The latest US economic data shows a toxic mix of rising inflation and a crumbling job market, a situation Macroeconomics are calling "stagflation." But instead of collapsing, $BTC just climbed over $116,000, with Wall Street's biggest risk assets surging alongside it.

The narrative is shifting fast. The bad economic news is raising expectations that the #Fed will be forced to cut interest rates on Wednesday, making riskier assets like Bitcoin and stocks a prime target for fresh capital.

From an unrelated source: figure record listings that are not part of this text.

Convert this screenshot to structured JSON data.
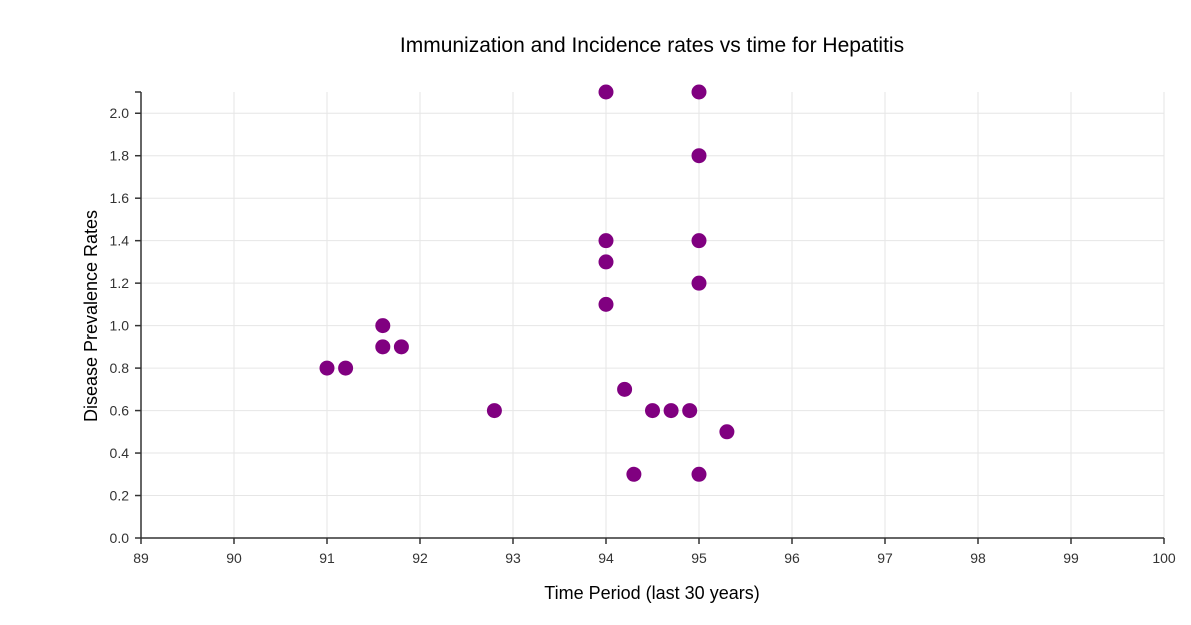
{
  "chart_data": {
    "type": "scatter",
    "title": "Immunization and Incidence rates vs time for Hepatitis",
    "xlabel": "Time Period (last 30 years)",
    "ylabel": "Disease Prevalence Rates",
    "xlim": [
      89,
      100
    ],
    "ylim": [
      0,
      2.1
    ],
    "xticks": [
      "89",
      "90",
      "91",
      "92",
      "93",
      "94",
      "95",
      "96",
      "97",
      "98",
      "99",
      "100"
    ],
    "yticks": [
      "0.0",
      "0.2",
      "0.4",
      "0.6",
      "0.8",
      "1.0",
      "1.2",
      "1.4",
      "1.6",
      "1.8",
      "2.0"
    ],
    "grid": true,
    "point_color": "#800080",
    "points": [
      {
        "x": 91.0,
        "y": 0.8
      },
      {
        "x": 91.2,
        "y": 0.8
      },
      {
        "x": 91.6,
        "y": 1.0
      },
      {
        "x": 91.6,
        "y": 0.9
      },
      {
        "x": 91.8,
        "y": 0.9
      },
      {
        "x": 92.8,
        "y": 0.6
      },
      {
        "x": 94.0,
        "y": 2.1
      },
      {
        "x": 94.0,
        "y": 1.4
      },
      {
        "x": 94.0,
        "y": 1.3
      },
      {
        "x": 94.0,
        "y": 1.1
      },
      {
        "x": 94.2,
        "y": 0.7
      },
      {
        "x": 94.3,
        "y": 0.3
      },
      {
        "x": 94.5,
        "y": 0.6
      },
      {
        "x": 94.7,
        "y": 0.6
      },
      {
        "x": 94.9,
        "y": 0.6
      },
      {
        "x": 95.0,
        "y": 2.1
      },
      {
        "x": 95.0,
        "y": 1.8
      },
      {
        "x": 95.0,
        "y": 1.4
      },
      {
        "x": 95.0,
        "y": 1.2
      },
      {
        "x": 95.0,
        "y": 0.3
      },
      {
        "x": 95.3,
        "y": 0.5
      }
    ]
  }
}
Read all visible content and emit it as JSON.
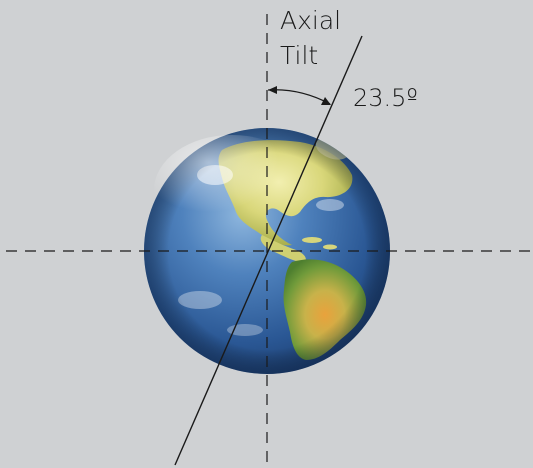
{
  "labels": {
    "title_line1": "Axial",
    "title_line2": "Tilt",
    "angle": "23.5º"
  },
  "colors": {
    "background": "#cfd1d3",
    "ocean": "#2e5f9c",
    "land": "#c8c852",
    "line": "#1a1a1a"
  }
}
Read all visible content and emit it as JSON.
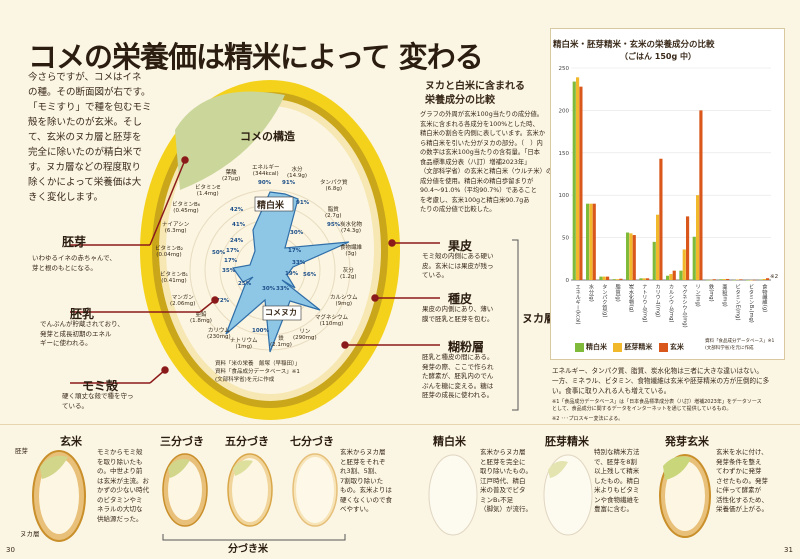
{
  "title": "コメの栄養価は精米によって 変わる",
  "intro": [
    "今さらですが、コメはイネ",
    "の種。その断面図が右です。",
    "「モミすり」で種を包むモミ",
    "殻を除いたのが玄米。そし",
    "て、玄米のヌカ層と胚芽を",
    "完全に除いたのが精白米で",
    "す。ヌカ層などの程度取り",
    "除くかによって栄養価は大",
    "きく変化します。"
  ],
  "parts": {
    "haiga": {
      "title": "胚芽",
      "text": [
        "いわゆるイネの赤ちゃんで、",
        "芽と根のもとになる。"
      ]
    },
    "hainyu": {
      "title": "胚乳",
      "text": [
        "でんぷんが貯蔵されており、",
        "発芽と成長初期のエネル",
        "ギーに使われる。"
      ]
    },
    "momigara": {
      "title": "モミ殻",
      "text": [
        "硬く頑丈な殻で種を守っ",
        "ている。"
      ]
    },
    "kahi": {
      "title": "果皮",
      "text": [
        "モミ殻の内側にある硬い",
        "皮。玄米には果皮が残っ",
        "ている。"
      ]
    },
    "shuhi": {
      "title": "種皮",
      "text": [
        "果皮の内側にあり、薄い",
        "膜で胚乳と胚芽を包む。"
      ]
    },
    "hofunso": {
      "title": "糊粉層",
      "text": [
        "胚乳と種皮の間にある。",
        "発芽の際、ここで作られ",
        "た酵素が、胚乳内のでん",
        "ぷんを糖に変える。糖は",
        "胚芽の成長に使われる。"
      ]
    },
    "nukaso": "ヌカ層"
  },
  "structure": {
    "title": "コメの構造",
    "seihaku": "精白米",
    "komenuka": "コメヌカ",
    "nutrients": [
      {
        "name": "エネルギー",
        "val": "(344kcal)",
        "pct": "90%",
        "pct2": ""
      },
      {
        "name": "水分",
        "val": "(14.9g)",
        "pct": "91%",
        "pct2": ""
      },
      {
        "name": "タンパク質",
        "val": "(6.8g)",
        "pct": "91%",
        "pct2": ""
      },
      {
        "name": "脂質",
        "val": "(2.7g)",
        "pct": "41%",
        "pct2": ""
      },
      {
        "name": "炭水化物",
        "val": "(74.3g)",
        "pct": "95%",
        "pct2": ""
      },
      {
        "name": "食物繊維",
        "val": "(3g)",
        "pct": "30%",
        "pct2": ""
      },
      {
        "name": "灰分",
        "val": "(1.2g)",
        "pct": "17%",
        "pct2": ""
      },
      {
        "name": "カルシウム",
        "val": "(9mg)",
        "pct": "33%",
        "pct2": ""
      },
      {
        "name": "マグネシウム",
        "val": "(110mg)",
        "pct": "19%",
        "pct2": ""
      },
      {
        "name": "リン",
        "val": "(290mg)",
        "pct": "56%",
        "pct2": ""
      },
      {
        "name": "鉄",
        "val": "(2.1mg)",
        "pct": "33%",
        "pct2": ""
      },
      {
        "name": "ナトリウム",
        "val": "(1mg)",
        "pct": "100%",
        "pct2": ""
      },
      {
        "name": "カリウム",
        "val": "(230mg)",
        "pct": "30%",
        "pct2": ""
      },
      {
        "name": "亜鉛",
        "val": "(1.8mg)",
        "pct": "72%",
        "pct2": ""
      },
      {
        "name": "マンガン",
        "val": "(2.06mg)",
        "pct": "25%",
        "pct2": ""
      },
      {
        "name": "ビタミンB₁",
        "val": "(0.41mg)",
        "pct": "17%",
        "pct2": ""
      },
      {
        "name": "ビタミンB₂",
        "val": "(0.04mg)",
        "pct": "35%",
        "pct2": ""
      },
      {
        "name": "ナイアシン",
        "val": "(6.3mg)",
        "pct": "50%",
        "pct2": ""
      },
      {
        "name": "ビタミンB₆",
        "val": "(0.45mg)",
        "pct": "24%",
        "pct2": ""
      },
      {
        "name": "ビタミンE",
        "val": "(1.4mg)",
        "pct": "17%",
        "pct2": ""
      },
      {
        "name": "葉酸",
        "val": "(27μg)",
        "pct": "42%",
        "pct2": ""
      }
    ],
    "source": [
      "資料「食品成分データベース」※1",
      "(文部科学省)を元に作成"
    ],
    "source_pre": "資料「米の栄養　飯塚（早稲田）」"
  },
  "nutr_head": [
    "ヌカと白米に含まれる",
    "栄養成分の比較"
  ],
  "nutr_text": [
    "グラフの外周が玄米100g当たりの成分値。",
    "玄米に含まれる各成分を100%とした時、",
    "精白米の割合を内側に表しています。玄米か",
    "ら精白米を引いた分がヌカの部分。（　）内",
    "の数字は玄米100g当たりの含有量。「日本",
    "食品標準成分表（八訂）増補2023年」",
    "（文部科学省）の玄米と精白米（ウルチ米）の",
    "成分値を使用。精白米の精白歩留まりが",
    "90.4～91.0%（平均90.7%）であること",
    "を考慮し、玄米100gと精白米90.7gあ",
    "たりの成分値で比較した。"
  ],
  "chart_data": {
    "type": "bar",
    "title": "精白米・胚芽精米・玄米の栄養成分の比較",
    "subtitle": "（ごはん 150g 中）",
    "categories": [
      "エネルギー(kcal)",
      "水分(g)",
      "タンパク質(g)",
      "脂質(g)",
      "炭水化物(g)",
      "ナトリウム(mg)",
      "カリウム(mg)",
      "カルシウム(mg)",
      "マグネシウム(mg)",
      "リン(mg)",
      "鉄(mg)",
      "亜鉛(mg)",
      "ビタミンE(mg)",
      "ビタミンB₁(mg)",
      "食物繊維(g)"
    ],
    "series": [
      {
        "name": "精白米",
        "color": "#7fba3a",
        "values": [
          234,
          90,
          4,
          1,
          56,
          2,
          45,
          5,
          11,
          51,
          0.2,
          0.9,
          0.1,
          0.03,
          0.5
        ]
      },
      {
        "name": "胚芽精米",
        "color": "#f0b82a",
        "values": [
          239,
          90,
          4,
          1,
          55,
          2,
          77,
          7,
          36,
          100,
          0.3,
          1.1,
          0.6,
          0.12,
          1.2
        ]
      },
      {
        "name": "玄米",
        "color": "#d9571a",
        "values": [
          228,
          90,
          4,
          1.5,
          53,
          2,
          143,
          11,
          75,
          200,
          0.9,
          1.2,
          0.8,
          0.24,
          2.1
        ]
      }
    ],
    "ylim": [
      0,
      250
    ],
    "yticks": [
      "0",
      "50",
      "100",
      "150",
      "200",
      "250"
    ],
    "source": [
      "資料「食品成分データベース」※1",
      "(文部科学省)を元に作成"
    ],
    "note_mark": "※2"
  },
  "right_text": [
    "エネルギー、タンパク質、脂質、炭水化物は三者に大きな違いはない。",
    "一方、ミネラル、ビタミン、食物繊維は玄米や胚芽精米の方が圧倒的に多",
    "い。食事に取り入れる人も増えている。"
  ],
  "footnote1": [
    "※1「食品成分データベース」は「日本食品標準成分表（八訂）増補2023年」をデータソース",
    "として、食品成分に関するデータをインターネットを通じて提供しているもの。"
  ],
  "footnote2": "※2 ･･･プロスキー変法による。",
  "bottom": {
    "genmai": {
      "title": "玄米",
      "labels": [
        "胚芽",
        "ヌカ層"
      ],
      "text": [
        "モミからモミ殻",
        "を取り除いたも",
        "の。中世より前",
        "は玄米が主流。お",
        "かずの少ない時代",
        "のビタミンやミ",
        "ネラルの大切な",
        "供給源だった。"
      ]
    },
    "bu": [
      {
        "title": "三分づき"
      },
      {
        "title": "五分づき"
      },
      {
        "title": "七分づき"
      }
    ],
    "bu_text": [
      "玄米からヌカ層",
      "と胚芽をそれぞ",
      "れ3割、5割、",
      "7割取り除いた",
      "もの。玄米よりは",
      "硬くなくいので食",
      "べやすい。"
    ],
    "bu_label": "分づき米",
    "seihakumai": {
      "title": "精白米",
      "text": [
        "玄米からヌカ層",
        "と胚芽を完全に",
        "取り除いたもの。",
        "江戸時代、精白",
        "米の普及でビタ",
        "ミンB₁不足",
        "（脚気）が流行。"
      ]
    },
    "haigaseimai": {
      "title": "胚芽精米",
      "text": [
        "特別な精米方法",
        "で、胚芽を8割",
        "以上残して精米",
        "したもの。精白",
        "米よりもビタミ",
        "ンや食物繊維を",
        "豊富に含む。"
      ]
    },
    "hatsugagenmai": {
      "title": "発芽玄米",
      "text": [
        "玄米を水に付け、",
        "発芽条件を整え",
        "てわずかに発芽",
        "させたもの。発芽",
        "に伴って酵素が",
        "活性化するため、",
        "栄養価が上がる。"
      ]
    }
  },
  "page_left": "30",
  "page_right": "31"
}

This is a powerful signal that the market sees Bitcoin less as a risky fringe asset and more as a go-to play for a failing economy.

- US jobs data showed a downward revision of nearly 1 million jobs, the largest in history.

- Initial jobless claims surged to a three-year high, a major sign of labor market weakness.

- The headline #cpi rate was higher than expected, showing inflation is proving stickier than anticipated.

While this looks like a crisis for the economy, it's a massive opportunity for Bitcoin. The price action is proving that it's acting in lockstep with other risk assets, but with even stronger technicals. The chart is showing a clear pattern of higher lows, and key support levels are rising. I'm keeping a close eye on this, because if the Fed cuts rates, we could see an explosive move higher.